Before I could write my code I first needed to create a blank Lambda function with the appropriate IAM permissions to make calls to Rekognition and an API to integrate it with. If you are unfamiliar with this process the Getting Started documentation pages for Lambda and API Gateway can walk you through it, or you can use the CloudFormation template for this sample to build these components for you.
Implementing Hotdog Detector
At this point I had everything set up for the application except the code. The full Lambda function code for the app can be found in the serverless-hotdog-detector repo, but the code snippet below details how I built the core AI functionality by making calls to Rekognition.
The detect_hotdog function takes the image bytes of the image uploaded by the user and streams them to Rekognition for labelling using the Boto3 wrapper for the DetectLabels Rekognition API call. The MinConfidence parameter is optional, and allows you to restrict the labels returned to only those that can be detected by the Rekognition AI to be above a minimum confidence interval. In this case, MinConfidence can be thought of as the minimum hotdog-ness that is acceptable to label an image as containing a hot dog.
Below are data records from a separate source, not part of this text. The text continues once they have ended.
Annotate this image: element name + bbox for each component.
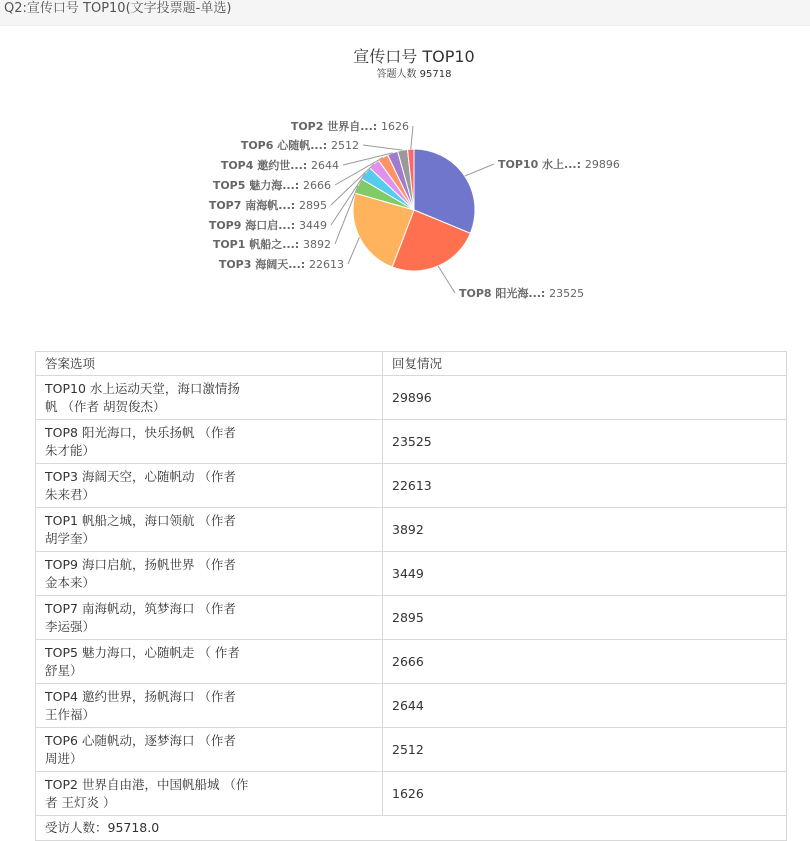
slice-label: TOP2 世界自...: [290, 120, 381, 133]
option-text: TOP1 帆船之城，海口领航 （作者 胡学奎） [45, 512, 236, 546]
slice-data-label [209, 218, 327, 232]
count-cell: 2666 [383, 640, 787, 684]
slice-label: TOP4 邀约世...: [220, 159, 311, 172]
option-text: TOP10 水上运动天堂，海口激情扬帆 （作者 胡贺俊杰） [45, 380, 240, 414]
slice-data-label [498, 157, 620, 171]
count-cell: 2512 [383, 728, 787, 772]
slice-data-label [219, 257, 344, 271]
count-cell: 1626 [383, 772, 787, 816]
slice-label: TOP3 海阔天...: [218, 258, 309, 271]
slice-label: TOP1 帆船之...: [212, 238, 303, 251]
pie-chart-svg [0, 26, 810, 346]
table-row [36, 376, 787, 420]
table-row [36, 728, 787, 772]
option-cell [36, 508, 383, 552]
slice-label: TOP5 魅力海...: [212, 179, 303, 192]
count-cell: 29896 [383, 376, 787, 420]
slice-value: 2512 [331, 139, 359, 152]
label-leader-line [438, 266, 455, 293]
label-leader-line [348, 237, 359, 264]
slice-data-label [291, 119, 409, 133]
table-row [36, 596, 787, 640]
slice-value: 1626 [381, 120, 409, 133]
header-option: 答案选项 [36, 352, 383, 376]
option-cell [36, 772, 383, 816]
label-leader-line [411, 126, 413, 149]
slice-data-label [221, 158, 339, 172]
table-row [36, 772, 787, 816]
option-text: TOP2 世界自由港，中国帆船城 （作者 王灯炎 ） [45, 776, 249, 810]
option-cell [36, 684, 383, 728]
chart-title: 宣传口号 TOP10 [353, 47, 475, 66]
respondent-count: 受访人数：95718.0 [36, 816, 787, 841]
slice-data-label [213, 237, 331, 251]
option-cell [36, 464, 383, 508]
option-cell [36, 420, 383, 464]
slice-data-label [459, 286, 584, 300]
count-cell: 2644 [383, 684, 787, 728]
option-cell [36, 552, 383, 596]
header-count: 回复情况 [383, 352, 787, 376]
label-leader-line [465, 164, 494, 176]
slice-data-label [213, 178, 331, 192]
count-cell: 3449 [383, 552, 787, 596]
option-text: TOP9 海口启航，扬帆世界 （作者 金本来） [45, 556, 236, 590]
table-row [36, 420, 787, 464]
slice-data-label [209, 198, 327, 212]
chart-subtitle: 答题人数 95718 [376, 69, 452, 80]
slice-value: 22613 [309, 258, 344, 271]
slice-value: 2666 [303, 179, 331, 192]
slice-value: 29896 [584, 158, 620, 171]
table-row [36, 640, 787, 684]
option-text: TOP4 邀约世界，扬帆海口 （作者 王作福） [45, 688, 236, 722]
slice-value: 2644 [311, 159, 339, 172]
table-row [36, 684, 787, 728]
table-footer-row [36, 816, 787, 841]
question-title: Q2:宣传口号 TOP10(文字投票题-单选) [0, 0, 810, 26]
option-text: TOP7 南海帆动，筑梦海口 （作者 李运强） [45, 600, 236, 634]
slice-label: TOP6 心随帆...: [240, 139, 331, 152]
option-cell [36, 376, 383, 420]
option-text: TOP3 海阔天空，心随帆动 （作者 朱来君） [45, 468, 236, 502]
slice-value: 3449 [299, 219, 327, 232]
slice-label: TOP8 阳光海...: [459, 287, 550, 300]
option-text: TOP6 心随帆动，逐梦海口 （作者 周进） [45, 732, 236, 766]
table-row [36, 552, 787, 596]
slice-data-label [241, 138, 359, 152]
slice-value: 23525 [549, 287, 585, 300]
slice-label: TOP10 水上...: [498, 158, 585, 171]
count-cell: 3892 [383, 508, 787, 552]
slice-value: 2895 [299, 199, 327, 212]
option-text: TOP5 魅力海口，心随帆走 （ 作者 舒星） [45, 644, 240, 678]
count-cell: 2895 [383, 596, 787, 640]
answer-table [35, 351, 787, 841]
option-cell [36, 596, 383, 640]
table-header-row [36, 352, 787, 376]
option-cell [36, 640, 383, 684]
count-cell: 23525 [383, 420, 787, 464]
slice-value: 3892 [303, 238, 331, 251]
option-cell [36, 728, 383, 772]
table-row [36, 508, 787, 552]
slice-label: TOP7 南海帆...: [208, 199, 299, 212]
pie-chart [0, 26, 810, 346]
table-row [36, 464, 787, 508]
option-text: TOP8 阳光海口，快乐扬帆 （作者 朱才能） [45, 424, 236, 458]
slice-label: TOP9 海口启...: [208, 219, 299, 232]
count-cell: 22613 [383, 464, 787, 508]
label-leader-line [363, 145, 403, 150]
The labels are returned from this API call in the form of a list of dictionaries, where each dictionary contains the keys Name and Confidence containing the name of the label and the confidence Rekognition had in labelling the image with this label respectively. If Rekognition detects the image contains a hot dog, it returns a label entry with the name “Hot Dog.” The code checks for this label and returns the Boolean value “True” if it is found in any of the label entries and “False” otherwise.
I’m a huge fan of “Silicon Valley” so this was a really fun way to tie it into one of my favorite hobbies—building things. The most important thing I learned was how easy it is to leverage and build with Rekognition’s image recognition and labeling. I didn’t have to set up any infrastructure to host a model; it didn’t require any intimate knowledge of AI to build a model; nor did I have to acquire a labeled image dataset to train my model with. With Rekognition I was able to implement the core AI functionality of the app in less than an hour.
Beyond image recognition and labeling, Rekognition’s deep-learning capabilities include facial recognition, analysis, and comparison and image moderation. To see these in action check out the Image Processing module of our Wild Rydes workshop and the Image Moderation Chatbot reference architecture, respectively.
To see another example of an interesting use case for Rekognition’s image recognition and labeling functionality check out our Image Recognition and Processing Backend reference architecture.
In “Silicon Valley,” the whole creation of the Not Hotdog app was in service of comedy, and I suppose a commentary on what does gets built. But in some ways, that is the real point: it’s possible to build just about anything you can dream up—for laughs or not.
(And in a reality follows fiction twist, the show’s technical advisors did build the Not Hotdog app themselves.)
For me, the experience prompted the obvious next question: what’s next? What else can I build? Now that you’ve seen how easily Rekognition can be leveraged for apps like Hotdog Detector, I would love to hear your ideas for what you want to build or have already completed.